Mais les mesures prises par la justice ne donnèrent pas le résultat escompté. Au contraire, même les journaux « bien pensants » faisaient mention des contradictions, des « oublis » de l’instruction. L’audience du 12 mars ne devait pas arranger les choses : les experts ridiculisèrent les quelques expertises faites auparavant : ils prouvèrent non seulement que le couteau qui blessa Falvella n’était pas et ne pouvait pas être celui de Marini mais encore, ils montrèrent que, d’après les expertises officielles, Falvella n’était pas arrivé à l’hôpital dans des conditions désespérées. Elles devinrent telles qu’après l’intervention chirurgicale, faite dans les pires conditions par les médecins de garde (on comprend pourquoi Lamberti ne se risqua pas à faire citer l’administration de l’hôpital). Au cours de cette déclaration, Fienga devenait de plus en plus irritable. Et déjà, on murmurait que le procès allait être suspendu. Cette décision fut prise le lendemain, alors qu’une jeune fille de 18 ans, Antonietta Scannapieco était à la barre. On avait parlé d’elle pour la première fois quand Nicoforo exhiba une lettre, signée par Franco Serretiello, qui faiait mention de sa rencontre avec Marini le soir même de l’agression. Antonietta eut juste le temps de dire : « Je rencontrai Marini sur les excaliers de l’immeuble. Il était en train de pleurer ». Marini l’interrompit, en disant : « Ce n’est pas vrai ». Mais Fienga, cette fois-ci, fut à la hauteur de la situation. Marini n’avait pas achevé sa phrase qu’un ordre péremptoire le stoppait : « Marini dehors ». Les cris de « nazi » et « fasciste » s’élevèrent du public, aussitôt suivis par un second ordre de Fienga (mais pourquoi donc a-t-il cru que ces voix s’adressaient à lui ?) : « Faites évacuer la salle ».

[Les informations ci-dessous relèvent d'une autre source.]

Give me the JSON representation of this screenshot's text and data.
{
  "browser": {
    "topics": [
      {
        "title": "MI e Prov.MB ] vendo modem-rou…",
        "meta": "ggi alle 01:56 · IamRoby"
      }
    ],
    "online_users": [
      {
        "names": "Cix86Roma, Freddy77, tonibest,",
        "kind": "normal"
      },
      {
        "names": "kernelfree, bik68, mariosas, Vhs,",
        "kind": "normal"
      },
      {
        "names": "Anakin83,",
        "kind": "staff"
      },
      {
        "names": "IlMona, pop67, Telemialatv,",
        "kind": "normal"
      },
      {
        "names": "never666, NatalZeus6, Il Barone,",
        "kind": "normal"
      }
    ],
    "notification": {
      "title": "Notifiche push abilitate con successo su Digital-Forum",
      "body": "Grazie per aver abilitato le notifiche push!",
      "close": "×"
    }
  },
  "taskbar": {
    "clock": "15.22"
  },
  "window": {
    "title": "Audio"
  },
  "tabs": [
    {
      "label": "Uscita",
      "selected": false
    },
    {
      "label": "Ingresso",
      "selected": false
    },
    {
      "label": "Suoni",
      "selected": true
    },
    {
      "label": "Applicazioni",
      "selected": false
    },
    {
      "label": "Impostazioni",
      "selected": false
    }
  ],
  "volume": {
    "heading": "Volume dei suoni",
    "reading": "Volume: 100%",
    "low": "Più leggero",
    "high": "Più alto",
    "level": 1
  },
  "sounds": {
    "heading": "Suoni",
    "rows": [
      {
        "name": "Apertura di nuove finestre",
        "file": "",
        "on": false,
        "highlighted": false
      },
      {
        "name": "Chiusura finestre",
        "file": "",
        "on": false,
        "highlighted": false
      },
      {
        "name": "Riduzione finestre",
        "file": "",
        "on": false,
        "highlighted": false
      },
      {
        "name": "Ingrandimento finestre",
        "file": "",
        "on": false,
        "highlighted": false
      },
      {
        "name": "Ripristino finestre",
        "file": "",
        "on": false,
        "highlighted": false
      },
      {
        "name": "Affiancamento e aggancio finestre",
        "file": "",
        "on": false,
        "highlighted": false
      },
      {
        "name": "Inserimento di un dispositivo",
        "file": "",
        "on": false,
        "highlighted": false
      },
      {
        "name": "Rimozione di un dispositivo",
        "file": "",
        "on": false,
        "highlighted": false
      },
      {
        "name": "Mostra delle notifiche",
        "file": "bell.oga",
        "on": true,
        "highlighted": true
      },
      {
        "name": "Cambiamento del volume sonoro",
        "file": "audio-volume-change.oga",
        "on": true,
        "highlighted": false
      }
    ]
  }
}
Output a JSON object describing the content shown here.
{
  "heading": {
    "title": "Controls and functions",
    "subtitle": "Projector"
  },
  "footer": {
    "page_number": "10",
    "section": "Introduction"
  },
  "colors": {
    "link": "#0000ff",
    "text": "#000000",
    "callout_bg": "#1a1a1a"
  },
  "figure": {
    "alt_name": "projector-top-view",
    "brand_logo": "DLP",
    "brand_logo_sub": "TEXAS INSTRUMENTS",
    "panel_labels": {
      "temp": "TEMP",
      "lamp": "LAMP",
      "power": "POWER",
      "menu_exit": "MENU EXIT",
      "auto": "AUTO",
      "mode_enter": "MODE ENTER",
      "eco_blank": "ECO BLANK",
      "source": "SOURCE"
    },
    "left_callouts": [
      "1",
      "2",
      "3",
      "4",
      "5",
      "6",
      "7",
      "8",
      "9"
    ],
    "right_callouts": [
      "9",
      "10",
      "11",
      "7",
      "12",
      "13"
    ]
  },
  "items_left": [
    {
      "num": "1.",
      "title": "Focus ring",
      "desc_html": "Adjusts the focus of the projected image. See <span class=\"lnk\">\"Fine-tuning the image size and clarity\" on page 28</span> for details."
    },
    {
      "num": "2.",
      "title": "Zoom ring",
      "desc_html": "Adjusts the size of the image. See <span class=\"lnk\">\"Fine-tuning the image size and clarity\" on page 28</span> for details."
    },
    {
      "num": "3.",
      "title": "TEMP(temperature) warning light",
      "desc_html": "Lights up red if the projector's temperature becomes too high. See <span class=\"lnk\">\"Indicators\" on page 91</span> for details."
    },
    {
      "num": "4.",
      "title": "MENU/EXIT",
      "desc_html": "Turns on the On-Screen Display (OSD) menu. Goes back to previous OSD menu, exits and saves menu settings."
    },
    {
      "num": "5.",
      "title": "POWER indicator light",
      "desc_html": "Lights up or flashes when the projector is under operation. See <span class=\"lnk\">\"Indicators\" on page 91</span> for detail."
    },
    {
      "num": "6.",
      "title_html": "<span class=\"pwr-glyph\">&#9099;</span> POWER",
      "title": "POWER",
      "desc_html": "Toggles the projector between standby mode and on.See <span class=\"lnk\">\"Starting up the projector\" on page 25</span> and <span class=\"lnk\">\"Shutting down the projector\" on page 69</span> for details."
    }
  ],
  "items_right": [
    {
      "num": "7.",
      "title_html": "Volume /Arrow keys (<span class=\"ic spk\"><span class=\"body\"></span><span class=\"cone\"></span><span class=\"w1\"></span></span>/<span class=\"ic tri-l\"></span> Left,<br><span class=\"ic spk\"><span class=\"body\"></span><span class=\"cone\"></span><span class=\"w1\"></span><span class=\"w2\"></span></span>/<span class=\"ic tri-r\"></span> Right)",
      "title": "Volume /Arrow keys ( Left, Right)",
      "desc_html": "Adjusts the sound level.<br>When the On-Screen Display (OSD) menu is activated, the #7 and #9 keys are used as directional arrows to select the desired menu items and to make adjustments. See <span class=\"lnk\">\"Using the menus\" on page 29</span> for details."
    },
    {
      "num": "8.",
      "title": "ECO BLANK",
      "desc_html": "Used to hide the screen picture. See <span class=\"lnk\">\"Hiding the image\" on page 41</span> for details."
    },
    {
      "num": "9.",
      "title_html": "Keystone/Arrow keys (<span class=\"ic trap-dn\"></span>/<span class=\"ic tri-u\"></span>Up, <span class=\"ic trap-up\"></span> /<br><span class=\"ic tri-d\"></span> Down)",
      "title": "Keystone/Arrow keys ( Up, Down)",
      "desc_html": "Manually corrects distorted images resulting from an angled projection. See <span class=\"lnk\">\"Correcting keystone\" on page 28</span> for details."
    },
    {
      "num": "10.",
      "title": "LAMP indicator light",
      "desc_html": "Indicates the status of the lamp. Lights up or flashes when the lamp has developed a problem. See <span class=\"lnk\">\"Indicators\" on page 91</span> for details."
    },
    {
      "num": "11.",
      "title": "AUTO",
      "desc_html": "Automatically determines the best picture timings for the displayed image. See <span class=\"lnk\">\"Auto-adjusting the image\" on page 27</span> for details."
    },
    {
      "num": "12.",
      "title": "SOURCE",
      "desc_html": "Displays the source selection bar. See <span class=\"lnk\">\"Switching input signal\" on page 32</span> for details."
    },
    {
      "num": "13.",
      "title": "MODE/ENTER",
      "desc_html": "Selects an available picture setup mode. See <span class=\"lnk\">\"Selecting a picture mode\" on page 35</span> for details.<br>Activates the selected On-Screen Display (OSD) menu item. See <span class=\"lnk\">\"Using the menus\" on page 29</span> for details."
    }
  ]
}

Marini hurlait que si on voulait le faire sortir, on devrait le traîner. Ce qui fut fait. Dix policiers le saisirent et le traînèrent au dehors. Des dizaines de policiers et de carabiniers chargèrent le public avec une fureur incroyable, le poussant, le piétinant. Un vieux camarade anarchiste (80 ans) avait la tête en sang, un autre avait le bras luxé. En tout une quinzaine de blessés. La défense protesta, Fienga suspendit la séance et réunit la cour, le procureur général, les juges et Lamberti (une réunion de famille). À son retour, il donna lecture de l’ordre de renvoi du procès. Cette décision, bien entendu, n’étonnait personne. Marini l’a reçue avec beaucoup de sérénité : « Avant ou après, ça devait arriver. L’enquête est en train de leur tomber sur le dos et ils s’enfuient. Nous devons nous battre pour que soit fixée la date de réouverture du procès, tout de suite et à Salerne, avec le même président Fienga, les mêmes juges, et surtout les mêmes avocats de la partie civile ». Son opinion rejoignait celle de tous les camarades. En attendant, sa demande de liberté provisoire était refusée.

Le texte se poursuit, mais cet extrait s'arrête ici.